Another one would be like Triggers in SQLite, for example. Can't write that in an ORM. - I don't know if you can, well, also I use Prisma, and it's very-- - Like, I love the way that you define tables in Prisma. Like, I really like it, it's much cleaner than the SQL way of doing it. But yeah, and then there's, like, you're relying on them implementing everything correctly and like mashing together the transactions correctly, and then you end up in some weird bug.
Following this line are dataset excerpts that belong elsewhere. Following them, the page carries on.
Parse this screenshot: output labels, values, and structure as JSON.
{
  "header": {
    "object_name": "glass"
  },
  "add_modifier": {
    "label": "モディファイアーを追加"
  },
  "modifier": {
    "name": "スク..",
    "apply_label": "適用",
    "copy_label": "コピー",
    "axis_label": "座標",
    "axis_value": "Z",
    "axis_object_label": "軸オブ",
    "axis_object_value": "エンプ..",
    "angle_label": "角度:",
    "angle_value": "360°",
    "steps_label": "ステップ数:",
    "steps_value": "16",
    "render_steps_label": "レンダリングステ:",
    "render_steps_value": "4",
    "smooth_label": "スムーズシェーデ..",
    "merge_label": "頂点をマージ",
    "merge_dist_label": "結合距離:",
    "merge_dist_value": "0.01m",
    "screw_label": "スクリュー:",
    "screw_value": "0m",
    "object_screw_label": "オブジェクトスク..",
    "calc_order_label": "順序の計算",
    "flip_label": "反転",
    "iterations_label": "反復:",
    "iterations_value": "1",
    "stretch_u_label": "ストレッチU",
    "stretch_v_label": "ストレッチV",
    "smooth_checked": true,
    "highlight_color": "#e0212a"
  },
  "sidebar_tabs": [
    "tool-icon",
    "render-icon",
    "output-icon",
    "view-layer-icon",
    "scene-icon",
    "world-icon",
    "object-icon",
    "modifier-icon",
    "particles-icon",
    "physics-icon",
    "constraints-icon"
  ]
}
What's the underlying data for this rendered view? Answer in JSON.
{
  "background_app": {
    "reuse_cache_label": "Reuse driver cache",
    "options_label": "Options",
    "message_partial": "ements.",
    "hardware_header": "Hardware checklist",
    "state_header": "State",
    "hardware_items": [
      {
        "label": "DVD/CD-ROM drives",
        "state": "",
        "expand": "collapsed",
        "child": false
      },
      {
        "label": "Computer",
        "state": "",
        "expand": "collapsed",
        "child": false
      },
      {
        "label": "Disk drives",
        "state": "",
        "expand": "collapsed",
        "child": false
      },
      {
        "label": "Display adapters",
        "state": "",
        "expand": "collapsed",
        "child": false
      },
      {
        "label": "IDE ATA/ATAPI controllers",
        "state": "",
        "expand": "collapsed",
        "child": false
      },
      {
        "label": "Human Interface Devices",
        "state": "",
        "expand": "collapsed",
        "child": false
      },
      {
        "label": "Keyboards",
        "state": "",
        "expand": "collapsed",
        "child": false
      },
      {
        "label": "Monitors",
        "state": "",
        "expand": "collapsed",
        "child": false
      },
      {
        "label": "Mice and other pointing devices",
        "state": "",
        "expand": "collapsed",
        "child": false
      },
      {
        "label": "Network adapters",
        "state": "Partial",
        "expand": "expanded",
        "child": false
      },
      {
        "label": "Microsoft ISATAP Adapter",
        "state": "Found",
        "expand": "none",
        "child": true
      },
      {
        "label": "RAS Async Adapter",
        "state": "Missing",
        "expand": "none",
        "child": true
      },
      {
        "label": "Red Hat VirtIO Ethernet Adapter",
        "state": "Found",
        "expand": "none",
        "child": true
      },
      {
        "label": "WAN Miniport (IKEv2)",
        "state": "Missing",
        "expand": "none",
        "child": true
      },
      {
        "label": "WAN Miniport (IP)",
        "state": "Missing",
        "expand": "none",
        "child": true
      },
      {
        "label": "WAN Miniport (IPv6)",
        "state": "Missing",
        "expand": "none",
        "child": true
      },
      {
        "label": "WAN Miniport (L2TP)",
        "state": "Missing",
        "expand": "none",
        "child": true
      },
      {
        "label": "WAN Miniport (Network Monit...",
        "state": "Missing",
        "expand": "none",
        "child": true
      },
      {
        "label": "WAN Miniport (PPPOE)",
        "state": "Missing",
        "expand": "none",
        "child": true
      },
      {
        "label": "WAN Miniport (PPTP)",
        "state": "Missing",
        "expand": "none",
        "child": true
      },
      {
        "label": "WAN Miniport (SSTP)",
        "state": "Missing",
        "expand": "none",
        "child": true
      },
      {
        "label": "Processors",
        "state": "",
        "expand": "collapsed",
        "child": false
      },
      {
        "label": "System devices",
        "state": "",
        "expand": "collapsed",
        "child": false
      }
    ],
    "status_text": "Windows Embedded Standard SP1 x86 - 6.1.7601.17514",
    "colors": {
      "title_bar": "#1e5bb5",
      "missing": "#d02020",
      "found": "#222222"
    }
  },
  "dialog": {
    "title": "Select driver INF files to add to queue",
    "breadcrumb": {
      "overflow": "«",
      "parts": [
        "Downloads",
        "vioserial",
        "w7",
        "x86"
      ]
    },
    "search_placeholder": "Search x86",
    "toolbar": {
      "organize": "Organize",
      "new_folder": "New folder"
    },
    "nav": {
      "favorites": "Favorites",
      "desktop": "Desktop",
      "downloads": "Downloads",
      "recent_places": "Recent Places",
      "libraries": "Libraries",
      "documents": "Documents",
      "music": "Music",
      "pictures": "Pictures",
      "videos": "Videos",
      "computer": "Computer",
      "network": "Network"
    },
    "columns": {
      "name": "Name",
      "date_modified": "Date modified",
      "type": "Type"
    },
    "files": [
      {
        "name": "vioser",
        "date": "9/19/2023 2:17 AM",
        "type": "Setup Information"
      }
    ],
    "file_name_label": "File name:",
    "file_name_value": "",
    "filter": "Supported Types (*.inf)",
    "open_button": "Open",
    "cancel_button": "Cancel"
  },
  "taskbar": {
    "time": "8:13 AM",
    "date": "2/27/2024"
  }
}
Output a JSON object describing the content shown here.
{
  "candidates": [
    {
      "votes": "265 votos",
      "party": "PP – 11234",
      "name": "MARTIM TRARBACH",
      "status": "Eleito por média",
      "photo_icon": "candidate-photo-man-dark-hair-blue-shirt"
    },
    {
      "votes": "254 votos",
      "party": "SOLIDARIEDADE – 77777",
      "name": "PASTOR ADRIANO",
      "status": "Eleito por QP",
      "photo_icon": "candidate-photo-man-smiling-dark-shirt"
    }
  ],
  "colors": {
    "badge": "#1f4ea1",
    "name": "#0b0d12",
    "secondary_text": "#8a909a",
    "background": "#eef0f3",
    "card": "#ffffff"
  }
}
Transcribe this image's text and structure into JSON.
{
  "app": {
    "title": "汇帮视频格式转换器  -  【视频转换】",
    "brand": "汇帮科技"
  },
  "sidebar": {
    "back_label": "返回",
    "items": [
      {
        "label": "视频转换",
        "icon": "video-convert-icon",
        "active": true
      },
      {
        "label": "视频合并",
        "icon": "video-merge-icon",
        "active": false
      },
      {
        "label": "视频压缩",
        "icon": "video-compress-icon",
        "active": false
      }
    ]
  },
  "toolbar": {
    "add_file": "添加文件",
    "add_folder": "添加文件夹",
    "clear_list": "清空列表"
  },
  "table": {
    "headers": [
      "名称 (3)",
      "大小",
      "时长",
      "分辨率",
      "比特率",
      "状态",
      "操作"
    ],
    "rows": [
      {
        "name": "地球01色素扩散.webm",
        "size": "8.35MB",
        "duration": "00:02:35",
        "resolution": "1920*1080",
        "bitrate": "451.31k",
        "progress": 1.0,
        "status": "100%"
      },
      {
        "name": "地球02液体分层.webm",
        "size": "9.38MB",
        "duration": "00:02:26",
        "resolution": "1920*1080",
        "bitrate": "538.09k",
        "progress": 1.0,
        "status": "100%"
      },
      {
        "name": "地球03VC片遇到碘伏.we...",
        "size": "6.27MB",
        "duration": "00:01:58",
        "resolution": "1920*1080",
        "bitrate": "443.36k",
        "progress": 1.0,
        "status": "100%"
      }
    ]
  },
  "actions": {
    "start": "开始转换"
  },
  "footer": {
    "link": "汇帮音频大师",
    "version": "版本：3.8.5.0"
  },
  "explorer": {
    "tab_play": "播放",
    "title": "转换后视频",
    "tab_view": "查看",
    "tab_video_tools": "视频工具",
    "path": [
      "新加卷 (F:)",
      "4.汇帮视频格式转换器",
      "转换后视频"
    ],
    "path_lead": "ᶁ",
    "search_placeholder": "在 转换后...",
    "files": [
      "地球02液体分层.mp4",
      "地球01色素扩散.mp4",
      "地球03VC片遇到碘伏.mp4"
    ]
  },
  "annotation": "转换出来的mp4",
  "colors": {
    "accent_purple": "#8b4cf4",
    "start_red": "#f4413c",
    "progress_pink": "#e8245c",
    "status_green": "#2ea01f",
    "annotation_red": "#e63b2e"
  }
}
So I recently stress tested the Svelte Society website, the upcoming one, and I added, I think, two million rows into the database, just to see, can I actually fetch stuff without lagging the website? And it was very easy to do that. And with SQL, I had more control. I could do, like, explain query plans. I could see, like, oh, how does the SQLite engine actually think about this, and what's it gonna do?

Oh, I need an index here, so I'll add an index, and then fix, like, the performance issue I was having. Stuff like that, hard to do with an ORM. I mean, you can obviously, like, combine, but you don't really know what the ORM is doing, right? Under the hood. - I don't know, I'm pretty happy with Prisma. I mean, I feel like I do, you can ask it to print out what it's actually doing. - Okay, yeah, oh, that's good, that's good.

- So, I mean, I think also because of the, I mean, because of the typing as well, it's nice. - Yeah, the typing is a big one, yeah, for sure. - But there have been some strange things. I mean, I know, 'cause Prisma has its own kind of model around, it's been a little while since I've used it as well, but it was kind of like, it has its own model around how transactions happen.

So I think there might be some things where I've kind of been like, well, based on, you know, this is an internal app, and we've only got a few thousand people tops using it. The chance of like, in that tiny millisecond between, you know, you've kind of committed this thing and then you go and fetch it back or something like that, you know, it's changed. Whereas, you know, as a purist, I would be like, there's probably a way to write this in a single transaction or something.

I don't know even that, did I mention it? I can't remember, but certainly there, yeah, the transaction model is slightly different because it has to sort of map across different databases. So-- - I mean, that complicates things quite a bit, I guess.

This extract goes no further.